After a second day of talks in Brussels, ambassadors to the European Union agreed to ban coal imports from Russia as evidence of widescale atrocities committed by Russian troops in Ukraine surfaced after their withdrawal from the outskirts of Kyiv.
"It took two days of protracted talks in Brussels for the European Union to approve a fifth round of sanctions against Russia that included its first ban on a Russian energy source, coal," wrote Matina Stevis-Gridneff, Michael Levenson and Steven Erlanger for The New York Times on April 7. "But the measures were softened by several caveats, highlighting Europe’s diminishing appetite to absorb further economic fallout from the war."
"The ban would be phased in over four months, instead of three as originally proposed, according to E.U. diplomats. Germany had been pushing for a longer transition period to wind down existing contracts, even though Russian coal is easier to replace with purchases from other suppliers, compared with oil and gas."
"Imports from Russia accounted for 47 percent of coal coming into the European Union in 2019, according to the European Union’s statistics office, Eurostat, making the country the most important supplier of the fuel," reported Berlin-based Melissa Eddy for the Times on April 6. "That amounts to four billion euros [$4.34 billion] worth of coal annually, Ursula von der Leyen, the European Commission president, said."
"Each member state has different energy needs, and among those most dependent on Russian energy overall is Germany, the bloc’s largest economy.
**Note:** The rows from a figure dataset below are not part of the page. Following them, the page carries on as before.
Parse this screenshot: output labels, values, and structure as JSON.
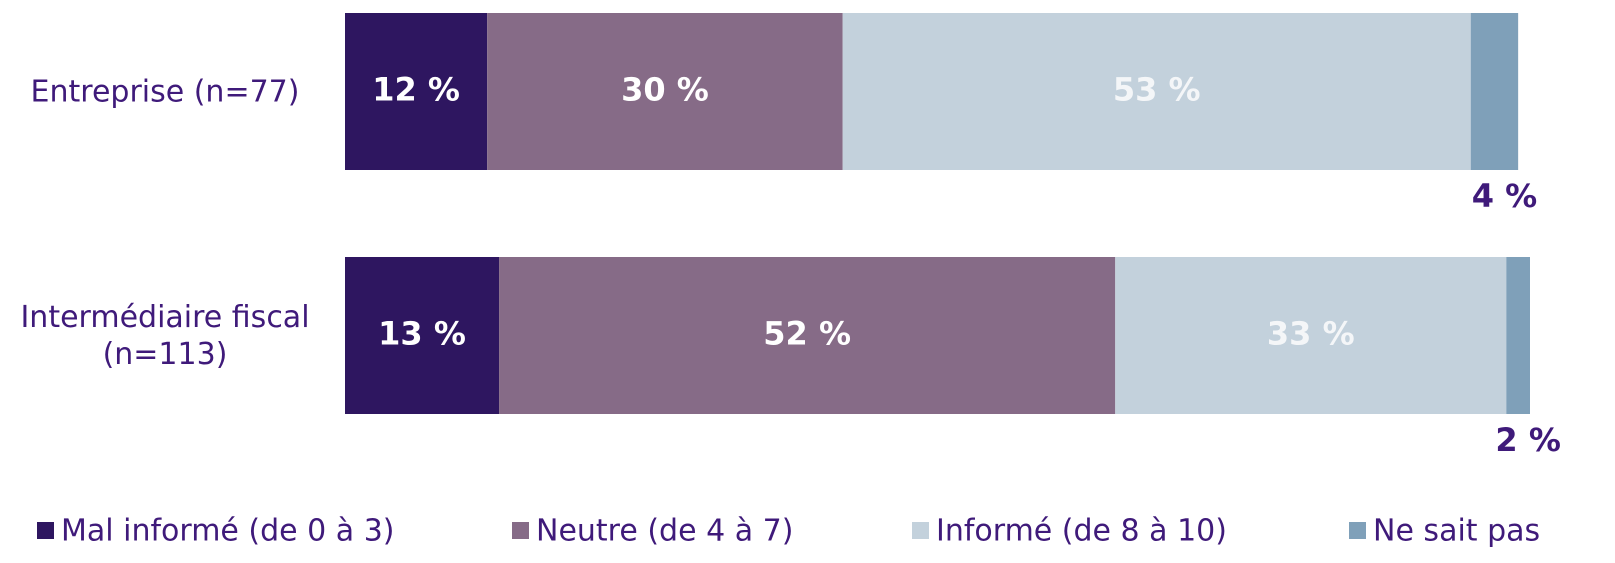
{
  "chart_data": {
    "type": "stacked-bar-horizontal",
    "categories": [
      "Entreprise (n=77)",
      "Intermédiaire fiscal (n=113)"
    ],
    "series": [
      {
        "name": "Mal informé (de 0 à 3)",
        "color": "#2e1660",
        "values": [
          12,
          13
        ],
        "value_labels": [
          "12 %",
          "13 %"
        ]
      },
      {
        "name": "Neutre (de 4 à 7)",
        "color": "#866b87",
        "values": [
          30,
          52
        ],
        "value_labels": [
          "30 %",
          "52 %"
        ]
      },
      {
        "name": "Informé (de 8 à 10)",
        "color": "#c3d1dc",
        "values": [
          53,
          33
        ],
        "value_labels": [
          "53 %",
          "33 %"
        ]
      },
      {
        "name": "Ne sait pas",
        "color": "#7fa0b9",
        "values": [
          4,
          2
        ],
        "value_labels": [
          "4 %",
          "2 %"
        ]
      }
    ],
    "xlim": [
      0,
      100
    ],
    "legend": "bottom"
  }
}
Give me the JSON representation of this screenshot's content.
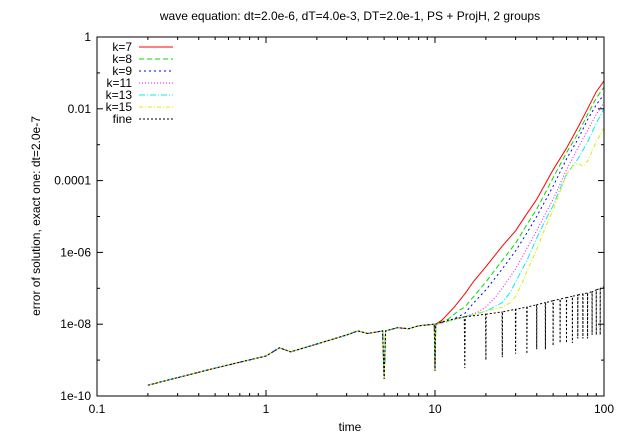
{
  "chart_data": {
    "type": "line",
    "title": "wave equation: dt=2.0e-6, dT=4.0e-3, DT=2.0e-1, PS + ProjH, 2 groups",
    "xlabel": "time",
    "ylabel": "error of solution, exact one: dt=2.0e-7",
    "xscale": "log",
    "yscale": "log",
    "xlim": [
      0.1,
      100
    ],
    "ylim": [
      1e-10,
      1
    ],
    "x_ticks": [
      0.1,
      1,
      10,
      100
    ],
    "x_tick_labels": [
      "0.1",
      "1",
      "10",
      "100"
    ],
    "y_ticks": [
      1e-10,
      1e-08,
      1e-06,
      0.0001,
      0.01,
      1
    ],
    "y_tick_labels": [
      "1e-10",
      "1e-08",
      "1e-06",
      "0.0001",
      "0.01",
      "1"
    ],
    "grid": false,
    "legend": "top-left",
    "common_start": [
      [
        0.2,
        2e-10
      ],
      [
        0.5,
        6e-10
      ],
      [
        1,
        1.3e-09
      ],
      [
        1.2,
        2.2e-09
      ],
      [
        1.4,
        1.7e-09
      ],
      [
        2,
        2.8e-09
      ],
      [
        3,
        5e-09
      ],
      [
        3.5,
        6.5e-09
      ],
      [
        4,
        5.5e-09
      ],
      [
        4.9,
        6.5e-09
      ],
      [
        5,
        3e-10
      ],
      [
        5.1,
        6.5e-09
      ],
      [
        6,
        8e-09
      ],
      [
        7,
        7.5e-09
      ],
      [
        8,
        9e-09
      ],
      [
        9.9,
        1e-08
      ],
      [
        10,
        5e-10
      ],
      [
        10.1,
        1e-08
      ]
    ],
    "series": [
      {
        "name": "k=7",
        "color": "#ff0000",
        "dash": "",
        "points": [
          [
            11,
            1.3e-08
          ],
          [
            13,
            3e-08
          ],
          [
            15,
            7e-08
          ],
          [
            17,
            1.6e-07
          ],
          [
            20,
            4e-07
          ],
          [
            25,
            1.5e-06
          ],
          [
            30,
            4e-06
          ],
          [
            35,
            1.2e-05
          ],
          [
            40,
            3e-05
          ],
          [
            50,
            0.0002
          ],
          [
            60,
            0.0008
          ],
          [
            70,
            0.003
          ],
          [
            80,
            0.01
          ],
          [
            90,
            0.03
          ],
          [
            100,
            0.06
          ]
        ]
      },
      {
        "name": "k=8",
        "color": "#00dd00",
        "dash": "5,3",
        "points": [
          [
            12,
            1.4e-08
          ],
          [
            14,
            2.5e-08
          ],
          [
            15,
            3e-08
          ],
          [
            17,
            6e-08
          ],
          [
            20,
            1.5e-07
          ],
          [
            25,
            6e-07
          ],
          [
            30,
            1.8e-06
          ],
          [
            35,
            6e-06
          ],
          [
            40,
            1.6e-05
          ],
          [
            50,
            0.00012
          ],
          [
            60,
            0.0006
          ],
          [
            70,
            0.002
          ],
          [
            80,
            0.007
          ],
          [
            90,
            0.02
          ],
          [
            100,
            0.04
          ]
        ]
      },
      {
        "name": "k=9",
        "color": "#0000ff",
        "dash": "2,3",
        "points": [
          [
            12,
            1.2e-08
          ],
          [
            15,
            2e-08
          ],
          [
            17,
            4e-08
          ],
          [
            20,
            9e-08
          ],
          [
            25,
            3.5e-07
          ],
          [
            30,
            1.1e-06
          ],
          [
            35,
            3.5e-06
          ],
          [
            40,
            1e-05
          ],
          [
            50,
            7e-05
          ],
          [
            60,
            0.0004
          ],
          [
            70,
            0.0014
          ],
          [
            80,
            0.005
          ],
          [
            90,
            0.013
          ],
          [
            100,
            0.025
          ]
        ]
      },
      {
        "name": "k=11",
        "color": "#ff00ff",
        "dash": "1,2",
        "points": [
          [
            15,
            1.6e-08
          ],
          [
            18,
            2.2e-08
          ],
          [
            20,
            3e-08
          ],
          [
            23,
            6e-08
          ],
          [
            25,
            1e-07
          ],
          [
            30,
            3.5e-07
          ],
          [
            35,
            1.3e-06
          ],
          [
            40,
            4e-06
          ],
          [
            45,
            1.2e-05
          ],
          [
            50,
            3e-05
          ],
          [
            60,
            0.0002
          ],
          [
            70,
            0.0008
          ],
          [
            80,
            0.0025
          ],
          [
            90,
            0.007
          ],
          [
            100,
            0.015
          ]
        ]
      },
      {
        "name": "k=13",
        "color": "#00eeee",
        "dash": "6,2,1,2",
        "points": [
          [
            15,
            1.6e-08
          ],
          [
            20,
            2.3e-08
          ],
          [
            25,
            4e-08
          ],
          [
            28,
            8e-08
          ],
          [
            30,
            1.5e-07
          ],
          [
            35,
            6e-07
          ],
          [
            40,
            2.5e-06
          ],
          [
            45,
            8e-06
          ],
          [
            50,
            2e-05
          ],
          [
            55,
            6e-05
          ],
          [
            60,
            0.00015
          ],
          [
            70,
            0.0004
          ],
          [
            80,
            0.0012
          ],
          [
            90,
            0.004
          ],
          [
            100,
            0.01
          ]
        ]
      },
      {
        "name": "k=15",
        "color": "#e8e800",
        "dash": "4,2,1,2",
        "points": [
          [
            15,
            1.6e-08
          ],
          [
            20,
            2.3e-08
          ],
          [
            25,
            3e-08
          ],
          [
            28,
            4e-08
          ],
          [
            30,
            6e-08
          ],
          [
            33,
            1.5e-07
          ],
          [
            35,
            3e-07
          ],
          [
            40,
            1.2e-06
          ],
          [
            45,
            5e-06
          ],
          [
            50,
            1.5e-05
          ],
          [
            55,
            5e-05
          ],
          [
            60,
            0.00015
          ],
          [
            65,
            0.00025
          ],
          [
            70,
            0.0003
          ],
          [
            75,
            0.00025
          ],
          [
            80,
            0.00035
          ],
          [
            90,
            0.0012
          ],
          [
            100,
            0.003
          ]
        ]
      },
      {
        "name": "fine",
        "color": "#000000",
        "dash": "2,2",
        "points": [
          [
            12,
            1.3e-08
          ],
          [
            14.9,
            1.6e-08
          ],
          [
            15,
            6e-10
          ],
          [
            15.1,
            1.6e-08
          ],
          [
            19.9,
            1.9e-08
          ],
          [
            20,
            1e-09
          ],
          [
            20.1,
            1.9e-08
          ],
          [
            24.9,
            2.2e-08
          ],
          [
            25,
            1.2e-09
          ],
          [
            25.1,
            2.2e-08
          ],
          [
            29.9,
            2.6e-08
          ],
          [
            30,
            1.5e-09
          ],
          [
            30.1,
            2.6e-08
          ],
          [
            34.9,
            3e-08
          ],
          [
            35,
            1.5e-09
          ],
          [
            35.1,
            3e-08
          ],
          [
            39.9,
            3.5e-08
          ],
          [
            40,
            2e-09
          ],
          [
            40.1,
            3.5e-08
          ],
          [
            44.9,
            4e-08
          ],
          [
            45,
            2e-09
          ],
          [
            45.1,
            4e-08
          ],
          [
            49.9,
            4.5e-08
          ],
          [
            50,
            2.5e-09
          ],
          [
            50.1,
            4.5e-08
          ],
          [
            54.9,
            5e-08
          ],
          [
            55,
            3e-09
          ],
          [
            55.1,
            5e-08
          ],
          [
            59.9,
            5.5e-08
          ],
          [
            60,
            3e-09
          ],
          [
            60.1,
            5.5e-08
          ],
          [
            64.9,
            6e-08
          ],
          [
            65,
            3e-09
          ],
          [
            65.1,
            6e-08
          ],
          [
            69.9,
            6.5e-08
          ],
          [
            70,
            4e-09
          ],
          [
            70.1,
            6.5e-08
          ],
          [
            74.9,
            7e-08
          ],
          [
            75,
            4e-09
          ],
          [
            75.1,
            7e-08
          ],
          [
            79.9,
            7.5e-08
          ],
          [
            80,
            4e-09
          ],
          [
            80.1,
            7.5e-08
          ],
          [
            84.9,
            8e-08
          ],
          [
            85,
            5e-09
          ],
          [
            85.1,
            8e-08
          ],
          [
            89.9,
            9e-08
          ],
          [
            90,
            5e-09
          ],
          [
            90.1,
            9e-08
          ],
          [
            94.9,
            1e-07
          ],
          [
            95,
            5e-09
          ],
          [
            95.1,
            1e-07
          ],
          [
            100,
            1.1e-07
          ]
        ]
      }
    ]
  }
}
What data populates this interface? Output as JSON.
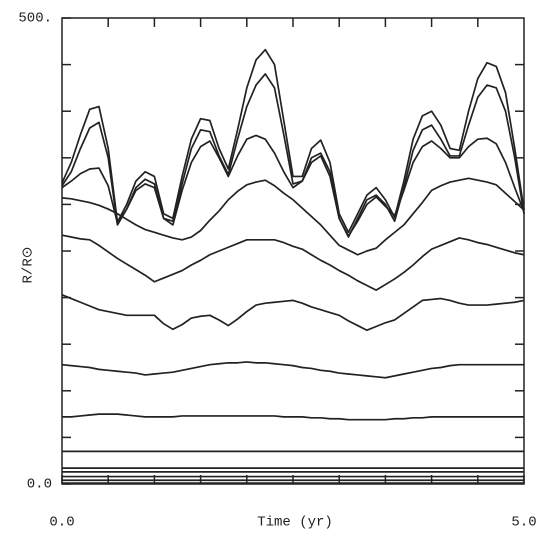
{
  "chart_data": {
    "type": "line",
    "xlabel": "Time (yr)",
    "ylabel": "R/R⊙",
    "xlim": [
      0,
      5
    ],
    "ylim": [
      0,
      500
    ],
    "xticks": [
      {
        "value": 0,
        "label": "0.0"
      },
      {
        "value": 5,
        "label": "5.0"
      }
    ],
    "xminorticks": [
      0.5,
      1,
      1.5,
      2,
      2.5,
      3,
      3.5,
      4,
      4.5
    ],
    "yticks": [
      {
        "value": 0,
        "label": "0.0"
      },
      {
        "value": 500,
        "label": "500."
      }
    ],
    "yminorticks": [
      50,
      100,
      150,
      200,
      250,
      300,
      350,
      400,
      450
    ],
    "x": [
      0,
      0.1,
      0.2,
      0.3,
      0.4,
      0.5,
      0.6,
      0.7,
      0.8,
      0.9,
      1,
      1.1,
      1.2,
      1.3,
      1.4,
      1.5,
      1.6,
      1.7,
      1.8,
      1.9,
      2,
      2.1,
      2.2,
      2.3,
      2.4,
      2.5,
      2.6,
      2.7,
      2.8,
      2.9,
      3,
      3.1,
      3.2,
      3.3,
      3.4,
      3.5,
      3.6,
      3.7,
      3.8,
      3.9,
      4,
      4.1,
      4.2,
      4.3,
      4.4,
      4.5,
      4.6,
      4.7,
      4.8,
      4.9,
      5
    ],
    "series": [
      {
        "color": "#222",
        "values": [
          323,
          345,
          375,
          402,
          405,
          360,
          281,
          300,
          325,
          335,
          330,
          290,
          285,
          330,
          370,
          392,
          390,
          360,
          338,
          380,
          425,
          455,
          466,
          450,
          390,
          330,
          330,
          360,
          369,
          345,
          290,
          270,
          290,
          310,
          318,
          305,
          286,
          325,
          370,
          395,
          400,
          385,
          360,
          358,
          400,
          435,
          452,
          448,
          420,
          360,
          294
        ]
      },
      {
        "color": "#222",
        "values": [
          320,
          335,
          360,
          382,
          388,
          350,
          278,
          295,
          318,
          327,
          322,
          285,
          282,
          322,
          360,
          380,
          378,
          352,
          332,
          370,
          405,
          428,
          440,
          425,
          375,
          322,
          325,
          350,
          355,
          335,
          285,
          265,
          285,
          305,
          310,
          300,
          282,
          318,
          358,
          380,
          385,
          370,
          352,
          352,
          385,
          415,
          428,
          425,
          400,
          350,
          290
        ]
      },
      {
        "color": "#222",
        "values": [
          318,
          325,
          333,
          338,
          339,
          320,
          280,
          295,
          315,
          322,
          318,
          285,
          278,
          315,
          345,
          362,
          368,
          350,
          330,
          352,
          370,
          374,
          370,
          355,
          335,
          318,
          325,
          345,
          352,
          330,
          285,
          266,
          282,
          300,
          308,
          298,
          288,
          315,
          345,
          362,
          368,
          360,
          350,
          350,
          362,
          370,
          371,
          365,
          345,
          318,
          292
        ]
      },
      {
        "color": "#222",
        "values": [
          307,
          306,
          304,
          302,
          299,
          295,
          290,
          284,
          278,
          273,
          270,
          267,
          264,
          262,
          265,
          272,
          283,
          293,
          305,
          314,
          321,
          324,
          326,
          320,
          312,
          305,
          296,
          287,
          278,
          267,
          256,
          251,
          246,
          250,
          253,
          262,
          270,
          278,
          290,
          302,
          315,
          320,
          324,
          326,
          328,
          326,
          324,
          321,
          312,
          303,
          294
        ]
      },
      {
        "color": "#222",
        "values": [
          267,
          265,
          263,
          262,
          256,
          249,
          242,
          236,
          230,
          224,
          217,
          221,
          225,
          229,
          235,
          240,
          246,
          250,
          254,
          258,
          262,
          262,
          262,
          262,
          259,
          255,
          252,
          246,
          240,
          235,
          229,
          224,
          218,
          213,
          208,
          214,
          220,
          227,
          235,
          244,
          252,
          256,
          260,
          264,
          262,
          259,
          257,
          254,
          251,
          248,
          246
        ]
      },
      {
        "color": "#222",
        "values": [
          203,
          199,
          195,
          191,
          187,
          185,
          183,
          181,
          181,
          181,
          181,
          172,
          166,
          171,
          178,
          180,
          181,
          176,
          170,
          177,
          185,
          192,
          194,
          195,
          196,
          197,
          194,
          190,
          187,
          184,
          181,
          175,
          170,
          165,
          169,
          173,
          176,
          183,
          190,
          197,
          198,
          199,
          197,
          194,
          192,
          192,
          192,
          193,
          194,
          195,
          197
        ]
      },
      {
        "color": "#222",
        "values": [
          128,
          127,
          126,
          125,
          123,
          122,
          121,
          120,
          119,
          117,
          118,
          119,
          120,
          122,
          124,
          126,
          128,
          129,
          130,
          130,
          131,
          130,
          130,
          129,
          128,
          127,
          125,
          124,
          122,
          121,
          119,
          118,
          117,
          116,
          115,
          114,
          116,
          118,
          120,
          122,
          124,
          125,
          127,
          128,
          128,
          128,
          128,
          128,
          128,
          128,
          128
        ]
      },
      {
        "color": "#222",
        "values": [
          72,
          72,
          73,
          74,
          75,
          75,
          75,
          74,
          73,
          72,
          72,
          72,
          72,
          73,
          73,
          73,
          73,
          73,
          73,
          73,
          73,
          73,
          73,
          73,
          72,
          72,
          72,
          71,
          71,
          70,
          70,
          69,
          69,
          69,
          69,
          69,
          70,
          70,
          71,
          71,
          72,
          72,
          72,
          72,
          72,
          72,
          72,
          72,
          72,
          72,
          72
        ]
      },
      {
        "color": "#222",
        "values": [
          35,
          35,
          35,
          35,
          35,
          35,
          35,
          35,
          35,
          35,
          35,
          35,
          35,
          35,
          35,
          35,
          35,
          35,
          35,
          35,
          35,
          35,
          35,
          35,
          35,
          35,
          35,
          35,
          35,
          35,
          35,
          35,
          35,
          35,
          35,
          35,
          35,
          35,
          35,
          35,
          35,
          35,
          35,
          35,
          35,
          35,
          35,
          35,
          35,
          35,
          35
        ]
      },
      {
        "color": "#222",
        "values": [
          17,
          17,
          17,
          17,
          17,
          17,
          17,
          17,
          17,
          17,
          17,
          17,
          17,
          17,
          17,
          17,
          17,
          17,
          17,
          17,
          17,
          17,
          17,
          17,
          17,
          17,
          17,
          17,
          17,
          17,
          17,
          17,
          17,
          17,
          17,
          17,
          17,
          17,
          17,
          17,
          17,
          17,
          17,
          17,
          17,
          17,
          17,
          17,
          17,
          17,
          17
        ]
      },
      {
        "color": "#222",
        "values": [
          13,
          13,
          13,
          13,
          13,
          13,
          13,
          13,
          13,
          13,
          13,
          13,
          13,
          13,
          13,
          13,
          13,
          13,
          13,
          13,
          13,
          13,
          13,
          13,
          13,
          13,
          13,
          13,
          13,
          13,
          13,
          13,
          13,
          13,
          13,
          13,
          13,
          13,
          13,
          13,
          13,
          13,
          13,
          13,
          13,
          13,
          13,
          13,
          13,
          13,
          13
        ]
      },
      {
        "color": "#222",
        "values": [
          8,
          8,
          8,
          8,
          8,
          8,
          8,
          8,
          8,
          8,
          8,
          8,
          8,
          8,
          8,
          8,
          8,
          8,
          8,
          8,
          8,
          8,
          8,
          8,
          8,
          8,
          8,
          8,
          8,
          8,
          8,
          8,
          8,
          8,
          8,
          8,
          8,
          8,
          8,
          8,
          8,
          8,
          8,
          8,
          8,
          8,
          8,
          8,
          8,
          8,
          8
        ]
      },
      {
        "color": "#222",
        "values": [
          4,
          4,
          4,
          4,
          4,
          4,
          4,
          4,
          4,
          4,
          4,
          4,
          4,
          4,
          4,
          4,
          4,
          4,
          4,
          4,
          4,
          4,
          4,
          4,
          4,
          4,
          4,
          4,
          4,
          4,
          4,
          4,
          4,
          4,
          4,
          4,
          4,
          4,
          4,
          4,
          4,
          4,
          4,
          4,
          4,
          4,
          4,
          4,
          4,
          4,
          4
        ]
      },
      {
        "color": "#222",
        "values": [
          1,
          1,
          1,
          1,
          1,
          1,
          1,
          1,
          1,
          1,
          1,
          1,
          1,
          1,
          1,
          1,
          1,
          1,
          1,
          1,
          1,
          1,
          1,
          1,
          1,
          1,
          1,
          1,
          1,
          1,
          1,
          1,
          1,
          1,
          1,
          1,
          1,
          1,
          1,
          1,
          1,
          1,
          1,
          1,
          1,
          1,
          1,
          1,
          1,
          1,
          1
        ]
      }
    ]
  }
}
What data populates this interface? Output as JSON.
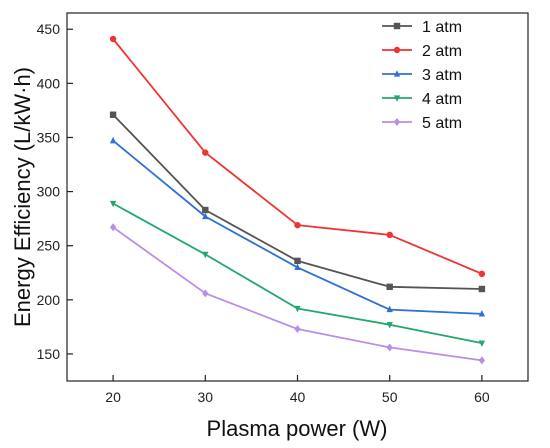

Roughly half of all coal that Germany imports comes from Russia, last year totaling €2.2 billion [$2.39 billion], according to government figures. Most is used to generate electricity and power Germany’s steel industry."
Oil and gas imports continue
"Ukrainian officials had urged Western nations to go further and completely cut off purchases of Russian oil and gas, contending that existing sanctions would not cripple Russia’s economy quickly or severely enough to affect President Vladimir V. Putin’s campaign to subjugate Ukraine by force," added Stevis-Gridneff, Levenson and Erlanger.
"As long as the West continues buying Russian gas and oil, it is supporting Ukraine with one hand while supporting the Russian war machine with the other hand," Ukraine’s foreign minister, Dmytro Kuleba, said Thursday at NATO headquarters in Brussels, where he urged members of the alliance to accelerate promised help to Ukraine’s outgunned military.
"Europe’s current energy policy isn’t sustainable," opined Bloomberg Opinion columnist Javier Blas on April 5. "It’s hypocritical, and leaves the region at the mercy of Moscow. The alternative isn’t pretty, but Europe needs to prepare for it."
Only one European country has chosen to stop importing Russian natural gas, according to the PBS NewsHour's foreign affairs and defense correspondent, Nick Schifrin. Foreign Minister Gabrielius Landsbergis of Lithuania explained how the need for energy security led the Baltic state to free itself from Russian gas in a NewsHour segment on April 7.
"We made the first steps actually in 2008. Back then, we were paying the highest price in Europe for the gas imports. We were dependent on one gas pipeline from Russia, which was constantly under repair due to, well, what we considered political reasons. So we started building a floating LNG terminal, which was finished in 2014.
And we were able to procure our gas from anywhere."
Also on Thursday, the United Nations General Assembly voted to suspend Russia from the U.N. Human Rights Council after atrocities surfaced in the towns and cities that Russian troops occupied outside of the capital, Kyiv when their forces retreated.
"Russia’s suspension is the first time one of the five permanent members of the U.N. Security Council has lost its membership rights in any United Nations organization, rights groups said," reported the Times on April 7.